The World’s Water Crisis

 Polluted water from industry
 Young Ugandan boy carrying water

 Water is widely known as the essence of life. The molecule itself is relatively simple, consisting of only two hydrogen atoms and one oxygen atom; however, its global implications are much more complex. Even primitive societies centered their civilizations around bodies of water, recognizing the importance of access. Therefore, modern society must question its regression to a world where 33% of its residents lack access to clean water. 

The United Nations created the Sustainable Development Goals to recognize a multitude of humanitarian crises. Among the 17 goals, Goal Six in particular valiantly strives to cure the world of the urgent matter of a lack of clean water, sanitation related health concerns, and poor infrastructure, promising to “Ensure availability and sustainable management of water and sanitation for all.”

The toll humanity has placed on natural water resources is immense, a pressure that will only increase as the population continues to expand. The United Nations describes water scarcity as: “scarcity in availability due to physical shortage, or scarcity in access due to the failure of institutions to ensure a regular supply or due to a lack of adequate infrastructure.” This lack of water is being exacerbated by rapidly growing populations, particularly in urban areas. 

A UN study has found that “water use has been growing globally at more than twice the rate of population increase in the last century, and an increasing number of regions are reaching the limit at which water services can be sustainably delivered, especially in arid regions.” As an increasing population rapidly consumes more water, natural water processes and cycles can no longer clean and replenish reservoirs at a comparable rate. This creates a vicious feedback loop, utilizing more water than what is available. 

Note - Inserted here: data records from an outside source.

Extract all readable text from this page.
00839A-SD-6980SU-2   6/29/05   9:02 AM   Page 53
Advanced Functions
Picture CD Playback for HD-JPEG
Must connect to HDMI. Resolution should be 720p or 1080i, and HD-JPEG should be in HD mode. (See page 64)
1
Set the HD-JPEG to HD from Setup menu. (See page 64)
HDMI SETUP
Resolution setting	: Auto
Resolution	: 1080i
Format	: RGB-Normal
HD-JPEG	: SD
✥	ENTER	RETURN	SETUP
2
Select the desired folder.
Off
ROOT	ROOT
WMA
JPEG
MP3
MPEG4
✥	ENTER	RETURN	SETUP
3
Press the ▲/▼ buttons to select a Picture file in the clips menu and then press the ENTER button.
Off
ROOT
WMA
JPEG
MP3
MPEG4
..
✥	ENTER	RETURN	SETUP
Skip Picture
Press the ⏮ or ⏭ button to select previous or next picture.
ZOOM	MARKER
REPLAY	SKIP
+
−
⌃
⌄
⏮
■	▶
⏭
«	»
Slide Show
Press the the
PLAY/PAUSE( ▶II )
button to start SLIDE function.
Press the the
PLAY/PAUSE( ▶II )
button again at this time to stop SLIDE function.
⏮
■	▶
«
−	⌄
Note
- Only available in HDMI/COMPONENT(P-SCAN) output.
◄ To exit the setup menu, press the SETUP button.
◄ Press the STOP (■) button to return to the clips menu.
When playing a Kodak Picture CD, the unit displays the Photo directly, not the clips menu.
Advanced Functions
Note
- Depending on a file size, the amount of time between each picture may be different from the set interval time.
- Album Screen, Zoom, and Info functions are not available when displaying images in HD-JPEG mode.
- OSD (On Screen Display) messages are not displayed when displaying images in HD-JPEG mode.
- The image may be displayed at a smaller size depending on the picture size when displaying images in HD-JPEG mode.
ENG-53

Not only is there a limited amount of freshwater available for use, but even less of it is safe for drinking or agriculture due to poor infrastructure. According to the World Health Organization, 2 billion people do not have access to sanitation facilities such as toilets, and as a result 673 million still defecate in the open, such as in street gutters, behind bushes, or into open bodies of water. 

This develops into a snowball effect. Because local water sources are used in agriculture, this water then proceeds to contaminate approximately 10% of the world’s food. This polluted water and food then causes diseases such as cholera, diarrhea, dysentery, hepatitis A, typhoid, and polio, ultimately resulting in almost 500,000 deaths per year. The basic human right to access safe water is one of the most crucial topics addressed in Goal Six, furthering the importance of this goal.

Goal Six is arguably the most important Sustainable Development Goal, as it attempts to address the numerous complex issues that water stress and poor sanitation cause. While the situation is certainly dire, stress can sometimes even breed innovation. Companies and governments are already attempting to form creative solutions to this global problem. A substantial project that scientists are hoping will relieve the water crisis involves energy-efficient desalination. Middle Eastern countries have even begun to use solar power desalination plants. Desalination would allow humanity to utilize the vast resources of the ocean. However, revolutionary advancements and universal collaboration will be required to achieve Goal Six— saving the world’s freshwater resources and its residents.